In the now-expired legislature, Meloni refused to join any coalition government, including his party, which he co-founded in 2012, under outgoing premier Mario Draghi.
At 45, Meloni will be one of Italy’s youngest premiers. He has claimed the European Union is too bureaucratic but has said he will not pull the country out of an “italexit” – the shared euro currency – and has portrayed himself as a staunch supporter of Nato. He rallies against what he calls the LGBT “lobby” and promotes what he calls Europe’s “Christian identity.”
But unlike his fellow leaders on Italy’s right – anti-immigrant Matteo Salvini and former premier Silvio Berlusconi, both of whom have publicly praised Russian President Vladimir Putin – Meloni has supported military aid for Ukraine.
He has been dogged by controversy that he did not make an unequivocal break with his party’s neo-fascist roots.
Letta, the 56-year-old leader of Italy’s main center-left Democratic Party, is Meloni’s main electoral rival.
Leta served as prime minister in a coalition with center-right forces after failing to win a clear majority in the 2013 elections. But he lost the premiership just 10 months later when an ambitious fellow Democrat, Matteo Renzi, maneuvered to take the office for himself.
Burnt by the expulsion, Leta went to teach at the prestigious Sciences Po University in Paris. With the Democrats chronically plagued by infighting, he returned to Italy in March 2021 to take back the reins of the party.
When the populist 5-Star Movement, the largest party in the outgoing parliament, helped bring down Draghi’s government this summer, Leta failed to build a solid center-left electoral coalition to challenge Meloni and his allies.
Salvini, the 49-year-old leader of the League party, was the unchallenged face of right-wing leadership in Italy until Giorgia Meloni’s far-right party was shut down.
His team has its roots in the industrial north of Italy. In a surprise move, he cut a deal in 2018 to govern with the 5-Star Movement, even after mocking populist power. Just over a year later, he engineered 5-star leader Giuseppe Conte’s removal from the Premiership, so he could take office for himself. But Conte overruled Salvini and cut his own deal with the Democratic Party, forming a coalition government that left the League in opposition.
As interior minister in Conte’s first government, Salvini pushed his hard line against migrants, particularly those arriving by the thousands on smugglers’ boats from Libya. During his rule, migrants rescued by humanitarian ships were kept on overcrowded ships for days or weeks because he refused to let them disembark quickly. Prosecutors in Sicily charged him with kidnapping for his policies. He was acquitted in one case; Another trial is still underway in Palermo.
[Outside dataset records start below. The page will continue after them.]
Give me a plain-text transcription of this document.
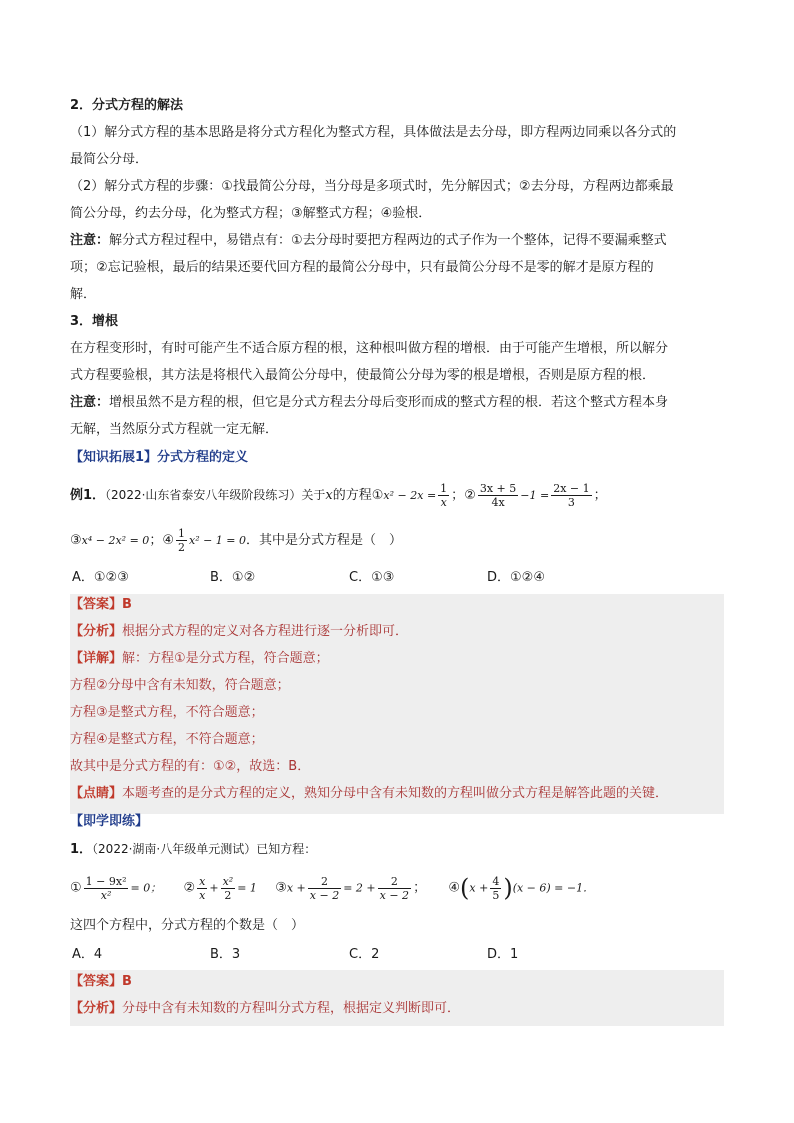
2．分式方程的解法
（1）解分式方程的基本思路是将分式方程化为整式方程，具体做法是去分母，即方程两边同乘以各分式的
最简公分母．
（2）解分式方程的步骤：①找最简公分母，当分母是多项式时，先分解因式；②去分母，方程两边都乘最
简公分母，约去分母，化为整式方程；③解整式方程；④验根．
注意：解分式方程过程中，易错点有：①去分母时要把方程两边的式子作为一个整体，记得不要漏乘整式
项；②忘记验根，最后的结果还要代回方程的最简公分母中，只有最简公分母不是零的解才是原方程的
解．
3．增根
在方程变形时，有时可能产生不适合原方程的根，这种根叫做方程的增根．由于可能产生增根，所以解分
式方程要验根，其方法是将根代入最简公分母中，使最简公分母为零的根是增根，否则是原方程的根．
注意：增根虽然不是方程的根，但它是分式方程去分母后变形而成的整式方程的根．若这个整式方程本身
无解，当然原分式方程就一定无解．
【知识拓展1】分式方程的定义
例1．（2022·山东省泰安八年级阶段练习）关于x的方程①x² − $2x = \frac{1}{x}$ ；② $\frac{3x + 5}{4x} -1 = \frac{2x - 1}{3}$ ；
③x⁴ − 2x² = 0；④ $\frac{1}{2} x^2 - 1 = 0$．其中是分式方程是（　）
A．①②③	B．①②	C．①③	D．①②④
【答案】B
【分析】根据分式方程的定义对各方程进行逐一分析即可．
【详解】解：方程①是分式方程，符合题意；
方程②分母中含有未知数，符合题意；
方程③是整式方程，不符合题意；
方程④是整式方程，不符合题意；
故其中是分式方程的有：①②，故选：B．
【点睛】本题考查的是分式方程的定义，熟知分母中含有未知数的方程叫做分式方程是解答此题的关键．
【即学即练】
1．（2022·湖南·八年级单元测试）已知方程：
① $\frac{\text{1 − 9x²}}{\text{x²}} = 0$； ② $\frac{x}{x} + \frac{\text{x²}}{2} = 1$ ③x + $\frac{2}{x - 2} = 2 + \frac{2}{x - 2}$ ； ④(x + $\frac{4}{5} )(x - 6) = -1$．
这四个方程中，分式方程的个数是（　）
A．4	B．3	C．2	D．1
【答案】B
【分析】分母中含有未知数的方程叫分式方程，根据定义判断即可．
Berlusconi pioneered populist politics in Italy in the 1990s when he formed his own party and named it Forza Italia after the stadium football cheer. With his 86th birthday on September 29 and Forza Italia’s popularity shrinking in recent years, the former three-term premier is not seeking a fourth term but is hoping for a Senate seat. Nearly a decade ago, he was impeached by the Senate on a tax fraud charge stemming from his media empire.
Berlusconi has promised to exert a moderating influence on the two major parties in the right-wing coalition: Meloni and Salvini.
Berlusconi’s last premiership ended abruptly in 2011 when financial markets lost confidence that the billionaire media magnate could manage his country’s finances during Europe’s sovereign debt crisis.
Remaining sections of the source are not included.